The thing is a 500W Portable Generator, 280Wh 78000mAh Power Station. It would be pretty awesome if I could have it in some sort of a dry battery box and wired into my system as the only house battery. It would be pretty versatile.... Could be used onshore when camped, taken in the home in emergencies, used to jump off the truck, ect. ect. ect.......

Don't see any way to hook up my power but it does have a lot of various connection types and one might could be used to go to my electrical system.

Am I crazy? Could this work?


----------



## MariettaMike (Jun 14, 2012)

As an engineer it kinda pisses me off that they market a battery in a box as a “generator” and people buy it like it’s some sort of high tech perpetual energy device.

My wife bought me a similar a couple years ago for Xmas and I use it all the time in my camper. But it doesn’t generate squat without recharging with electrically converted fossil fuel coming out off the wall. Jus Say’n.

The electronics in these things aren’t made to withstand the vibration nor humidity of a true marine installation.


----------



## Smackdaddy53 (Dec 31, 2012)

I have two Autocraft lithiums in my skiff, combined weight 8 pounds.


----------



## GaG8tor (Jul 8, 2019)

Smackdaddy53 said:


> I have two Autocraft lithiums in my skiff, combined weight 8 pounds.


 Autocraft Lithium Powersports battery?


----------



## Smackdaddy53 (Dec 31, 2012)

GaG8tor said:


> Autocraft Lithium Powersports battery?


The 30Ah ones that are about $100 yes. Made copper 1/8” plates to link terminals and this cranks my motor and runs all electronics.


----------



## Smackdaddy53 (Dec 31, 2012)




----------



## GaG8tor (Jul 8, 2019)

I’ll probably end up with a pull start so I’ll only need a battery for nav lights , bilge pump, possibly chart plotter and blue tooth speakers.


----------



## Smackdaddy53 (Dec 31, 2012)

GaG8tor said:


> I’ll probably end up with a pull start so I’ll only need a battery for nav lights , bilge pump, possibly chart plotter and blue tooth speakers.

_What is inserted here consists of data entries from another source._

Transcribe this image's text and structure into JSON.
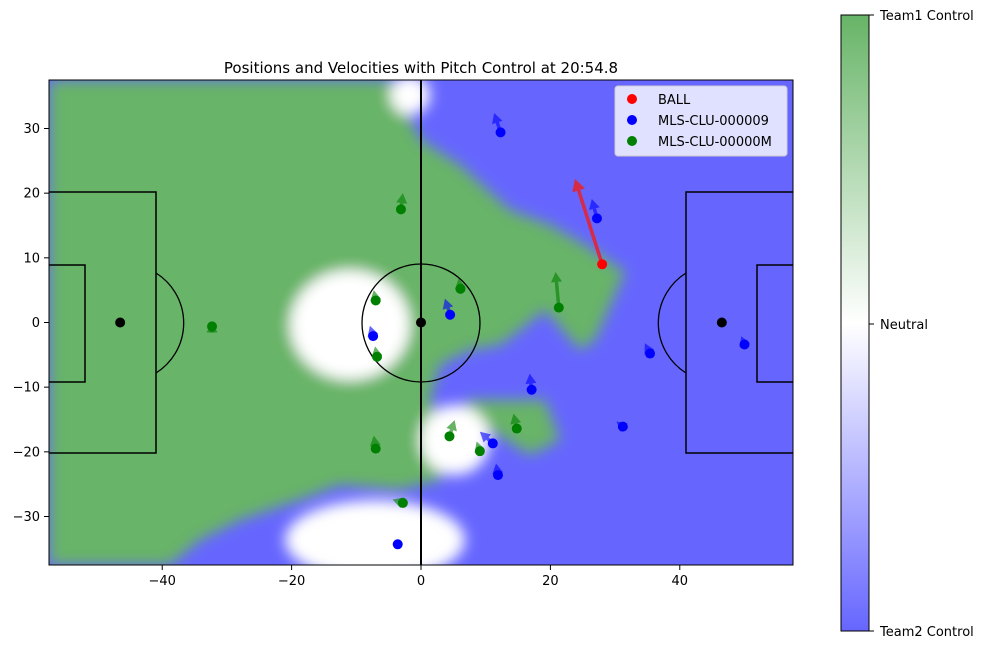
{
  "chart_data": {
    "type": "scatter",
    "title": "Positions and Velocities with Pitch Control at 20:54.8",
    "xlim": [
      -57.5,
      57.5
    ],
    "ylim": [
      -37.5,
      37.5
    ],
    "xticks": [
      -40,
      -20,
      0,
      20,
      40
    ],
    "yticks": [
      -30,
      -20,
      -10,
      0,
      10,
      20,
      30
    ],
    "grid": false,
    "legend_position": "top-right",
    "colors": {
      "ball": "#ff0000",
      "team_blue": "#0000ff",
      "team_green": "#008000",
      "pitch_green": "#67b467",
      "pitch_blue": "#6666ff",
      "ball_arrow": "#d62a45"
    },
    "series": [
      {
        "name": "BALL",
        "color": "#ff0000",
        "points": [
          {
            "x": 28,
            "y": 9,
            "vx": -4.2,
            "vy": 13.2
          }
        ]
      },
      {
        "name": "MLS-CLU-000009",
        "color": "#0000ff",
        "points": [
          {
            "x": 12.3,
            "y": 29.4,
            "vx": -1.0,
            "vy": 3.0
          },
          {
            "x": 27.2,
            "y": 16.1,
            "vx": -0.8,
            "vy": 3.0
          },
          {
            "x": 4.5,
            "y": 1.2,
            "vx": -0.8,
            "vy": 2.5
          },
          {
            "x": -7.4,
            "y": -2.1,
            "vx": -0.5,
            "vy": 1.6
          },
          {
            "x": 35.4,
            "y": -4.8,
            "vx": -0.8,
            "vy": 1.6
          },
          {
            "x": 50.0,
            "y": -3.4,
            "vx": -0.5,
            "vy": 1.3
          },
          {
            "x": 17.1,
            "y": -10.4,
            "vx": -0.3,
            "vy": 2.5
          },
          {
            "x": 31.2,
            "y": -16.1,
            "vx": -1.0,
            "vy": 0.8
          },
          {
            "x": 11.1,
            "y": -18.7,
            "vx": -2.0,
            "vy": 1.8
          },
          {
            "x": 11.9,
            "y": -23.6,
            "vx": -0.3,
            "vy": 1.8
          },
          {
            "x": -3.6,
            "y": -34.3,
            "vx": 0,
            "vy": 0
          }
        ]
      },
      {
        "name": "MLS-CLU-00000M",
        "color": "#008000",
        "points": [
          {
            "x": -3.1,
            "y": 17.5,
            "vx": 0.3,
            "vy": 2.5
          },
          {
            "x": -7.0,
            "y": 3.4,
            "vx": -0.3,
            "vy": 1.6
          },
          {
            "x": 6.1,
            "y": 5.2,
            "vx": -0.3,
            "vy": 1.6
          },
          {
            "x": 21.3,
            "y": 2.3,
            "vx": -0.5,
            "vy": 5.5
          },
          {
            "x": -32.3,
            "y": -0.6,
            "vx": 0,
            "vy": 0.6
          },
          {
            "x": -6.8,
            "y": -5.3,
            "vx": -0.3,
            "vy": 1.6
          },
          {
            "x": 4.4,
            "y": -17.6,
            "vx": 0.8,
            "vy": 2.5
          },
          {
            "x": 14.8,
            "y": -16.4,
            "vx": -0.5,
            "vy": 2.3
          },
          {
            "x": -7.0,
            "y": -19.5,
            "vx": -0.3,
            "vy": 2.0
          },
          {
            "x": 9.1,
            "y": -19.9,
            "vx": -0.5,
            "vy": 1.5
          },
          {
            "x": -2.8,
            "y": -27.9,
            "vx": -1.6,
            "vy": 0.5
          }
        ]
      }
    ],
    "extra_markers": {
      "color": "#000000",
      "points": [
        {
          "x": -46.5,
          "y": 0
        },
        {
          "x": 0,
          "y": 0
        },
        {
          "x": 46.5,
          "y": 0
        }
      ]
    },
    "colorbar": {
      "labels": [
        "Team1 Control",
        "Neutral",
        "Team2 Control"
      ],
      "colors": [
        "#67b467",
        "#ffffff",
        "#6666ff"
      ]
    }
  }
}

Well one of these will be perfect and only 4 pounds.


----------



## GaG8tor (Jul 8, 2019)

I’m liking the 4 pounds part


----------



## TripSmith (Sep 18, 2019)

That's my situation as well. Pull start only and minimal electrical needs. I have one of the portable power banks on hand so was wondering it would be feasible....


----------



## Smackdaddy53 (Dec 31, 2012)

TripSmith said:


> That's my situation as well. Pull start only and minimal electrical needs. I have one of the portable power banks on hand so was wondering it would be feasible....


Yes


----------